The devil is in the details.
For instance, how do you connect the districts of Paris to the category Paris? What is a subset of the parent attribute "Paris": "Districts of Paris", or "Quartier Latin", or neither? Does it bother you if the article on a French district is now in a subcategory of "Capitals in Europe"?
Hmm, the difficulty is deciding what "subcategory" really means. I assume you're getting at the fact that a taxonomic subcategory should simply be getting more specific, and leading to more specialised subjects (so "Capitals of Europe" might have subcat "Capitals of Western Europe" or "Capitals of the European Union"), maintaining the "X is a Capital of Europe" mantra.
In this case, it would seem best that "Districts of Paris" was a category of the thematic category "Paris".
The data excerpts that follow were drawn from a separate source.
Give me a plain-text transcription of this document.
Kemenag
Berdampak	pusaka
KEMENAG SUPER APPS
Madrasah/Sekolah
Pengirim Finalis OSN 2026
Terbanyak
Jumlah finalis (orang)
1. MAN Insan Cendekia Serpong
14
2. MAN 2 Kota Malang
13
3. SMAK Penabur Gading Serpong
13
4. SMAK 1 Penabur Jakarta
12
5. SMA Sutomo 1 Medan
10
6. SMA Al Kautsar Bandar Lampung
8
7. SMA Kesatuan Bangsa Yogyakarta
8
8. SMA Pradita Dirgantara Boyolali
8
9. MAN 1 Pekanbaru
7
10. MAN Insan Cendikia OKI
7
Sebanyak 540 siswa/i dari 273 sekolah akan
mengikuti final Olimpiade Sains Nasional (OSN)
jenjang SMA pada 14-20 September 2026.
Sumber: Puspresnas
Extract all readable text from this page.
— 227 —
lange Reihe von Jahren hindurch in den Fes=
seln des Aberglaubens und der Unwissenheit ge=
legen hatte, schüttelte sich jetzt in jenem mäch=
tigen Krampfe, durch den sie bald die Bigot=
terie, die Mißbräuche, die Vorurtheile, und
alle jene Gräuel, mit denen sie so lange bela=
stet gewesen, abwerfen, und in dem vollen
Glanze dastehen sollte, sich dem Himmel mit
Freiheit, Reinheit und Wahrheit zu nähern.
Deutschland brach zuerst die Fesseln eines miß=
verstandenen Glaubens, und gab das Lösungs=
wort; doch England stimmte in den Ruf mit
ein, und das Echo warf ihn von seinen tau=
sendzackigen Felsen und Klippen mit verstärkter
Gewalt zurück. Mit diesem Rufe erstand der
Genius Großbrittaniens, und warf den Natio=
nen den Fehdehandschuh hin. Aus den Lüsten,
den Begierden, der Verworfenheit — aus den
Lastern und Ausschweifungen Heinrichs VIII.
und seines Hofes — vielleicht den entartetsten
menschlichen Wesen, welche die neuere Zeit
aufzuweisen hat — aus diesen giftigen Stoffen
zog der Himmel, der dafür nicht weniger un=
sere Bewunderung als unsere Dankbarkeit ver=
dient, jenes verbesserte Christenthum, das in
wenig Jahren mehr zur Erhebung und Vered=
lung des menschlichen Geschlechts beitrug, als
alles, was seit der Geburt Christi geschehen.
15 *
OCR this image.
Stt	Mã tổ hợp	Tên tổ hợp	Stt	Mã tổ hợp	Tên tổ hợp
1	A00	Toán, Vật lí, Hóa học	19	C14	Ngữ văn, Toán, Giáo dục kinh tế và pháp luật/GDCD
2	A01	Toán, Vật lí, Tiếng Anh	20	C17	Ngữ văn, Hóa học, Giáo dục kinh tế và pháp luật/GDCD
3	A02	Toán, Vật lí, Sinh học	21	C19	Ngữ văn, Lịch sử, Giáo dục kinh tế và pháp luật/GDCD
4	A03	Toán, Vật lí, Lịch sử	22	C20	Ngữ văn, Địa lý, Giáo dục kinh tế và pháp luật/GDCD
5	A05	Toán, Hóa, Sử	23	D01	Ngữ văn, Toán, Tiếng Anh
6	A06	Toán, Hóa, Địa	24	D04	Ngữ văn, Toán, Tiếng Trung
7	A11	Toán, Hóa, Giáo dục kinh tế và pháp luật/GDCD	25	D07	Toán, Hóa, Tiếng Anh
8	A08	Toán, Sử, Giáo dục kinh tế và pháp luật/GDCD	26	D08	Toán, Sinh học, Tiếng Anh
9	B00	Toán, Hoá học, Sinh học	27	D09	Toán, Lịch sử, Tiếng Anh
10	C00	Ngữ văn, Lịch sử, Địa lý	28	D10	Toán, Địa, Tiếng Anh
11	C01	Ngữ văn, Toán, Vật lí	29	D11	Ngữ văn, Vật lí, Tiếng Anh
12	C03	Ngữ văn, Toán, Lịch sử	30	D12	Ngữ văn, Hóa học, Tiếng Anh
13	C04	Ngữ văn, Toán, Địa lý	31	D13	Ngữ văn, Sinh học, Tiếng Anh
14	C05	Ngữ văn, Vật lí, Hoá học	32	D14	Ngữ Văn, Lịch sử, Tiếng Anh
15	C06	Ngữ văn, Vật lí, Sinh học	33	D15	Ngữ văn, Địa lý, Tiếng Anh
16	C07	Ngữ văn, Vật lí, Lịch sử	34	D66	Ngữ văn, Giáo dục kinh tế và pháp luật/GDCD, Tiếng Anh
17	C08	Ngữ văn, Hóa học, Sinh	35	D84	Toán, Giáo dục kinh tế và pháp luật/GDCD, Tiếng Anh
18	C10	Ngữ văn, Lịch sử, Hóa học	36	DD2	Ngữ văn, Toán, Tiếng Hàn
Or going back to [[Category:Women]]: You could declare that only articles on instances of women (i.e. biographies) can ever be under that category, and that only sets of such articles can ever be subcategories of the category women. -- You could even create a separate [[Category:Woman]],
This is a perfect example of a problem aluded to in the MoS on categories: Women is both a taxonomic category (it's a plural) and a theme (eg, Women throughout the ages, or whatever). Disaster is inevitable from that point onward.
The taxonomic category "Women" could be split immediately into fictional women and real women, then into living and dead women, then again by various means. The thematic category "Women" could be broken into feminism, biology, etc etc.
subcategories like "female reproductive organs" containing articles like uterus. -- But how would you express the undisputed relationship between female human beings and your example [[Category:Feminine hygiene]]? How about [[Category:Women's rights]]? Add an umbrella cat "Somehow related to women" maybe?
With a separate, thematic, category. What would you call it? I don't know. In practice, this would probably only work through a whole separate structure, leaving Categories only for taxonmic categories ("X is a Y"), and creating a structure called Subjects or Themes or something.